Thank you for your response. I have a better understanding now and appreciate 
it.

On 9/5/19, 12:33 PM, "Joe Abley" <[email protected]> wrote:

    On 5 Sep 2019, at 15:12, Guevara, Daniel via Unbound-users 
<[email protected]> wrote:
    
    > Hoping someone can help me understand the root.hints functionality.
    > 
    > From my previous email:
    > "I was under the impression that I could create a custom root.hints. For 
example the one you linked has 13 root servers. I tried configuring it with 
only one of those root servers, allowing outbound access to that server, yet 
the startup time is still not as quick as when I allow all outbound access. 
This leads me to believe that it is still trying root servers I did not define? 
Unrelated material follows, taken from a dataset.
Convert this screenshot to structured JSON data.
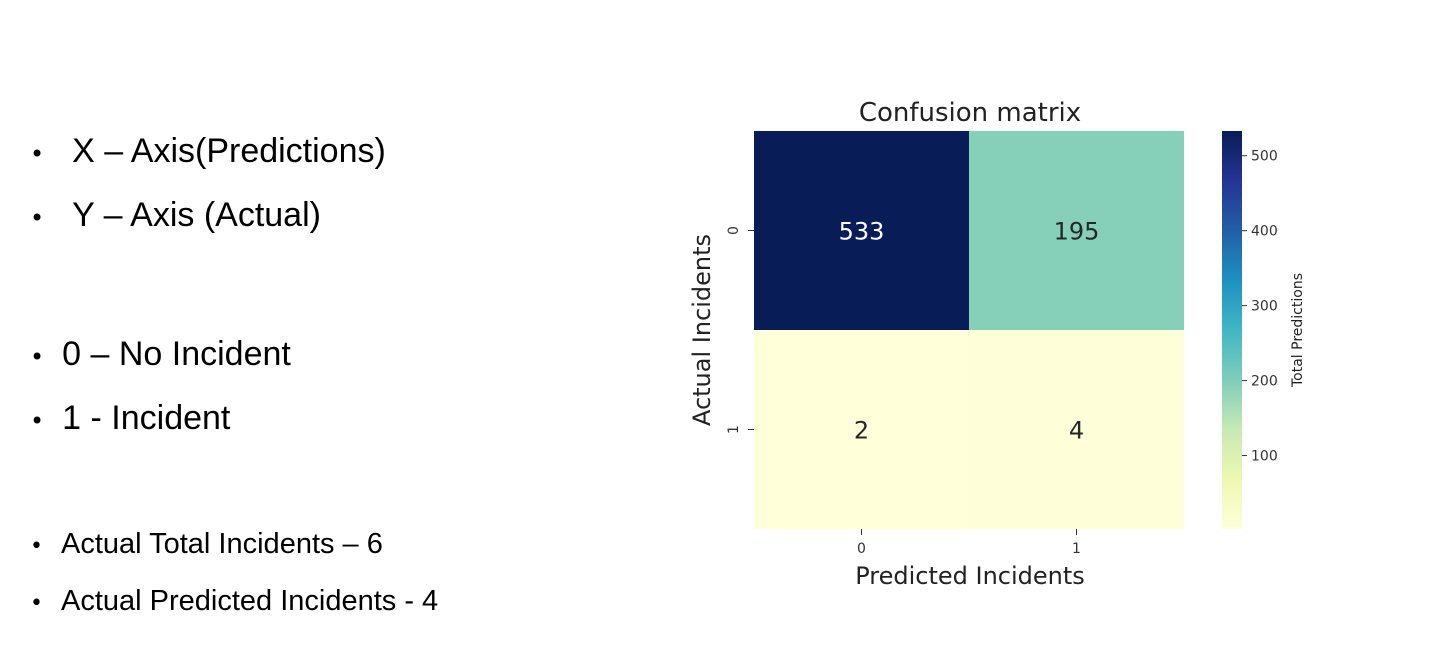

(This was only a test and I am not proposing to only use one root server)"
    > 
    > Is there a way to do root server lookup on only the server specified (if 
it cannot be disabled completely)?
    
    The root hints are used to find a server that can respond to a priming 
query, ./IN/NS -- once a response to that priming query is received (containing 
in the additional section at least some set of glue, sufficient to look up 
whatever glue did not fit, in the event it was not complete) the root hints are 
no longer used. So even if you start with a set of root hints that contains a 
single address, the resolver will still generally use the full 26 addresses 
once it has received a priming response.
    
    If you want to use a root server set that is different from the full set, 
you need to create your own private set of root servers that serve your own 
root zone with a different NS set. You will have to import the delegation 
RRSets from the real root zone, sign that zone with your own key set and use 
your own trust anchor if you want to be able to validate responses using DNSSEC.
    
    This is not a particularly good idea for an operational DNS service, but 
it's often done in a lab environment.
    
    I suspect the answer you're looking for is "you can't do that".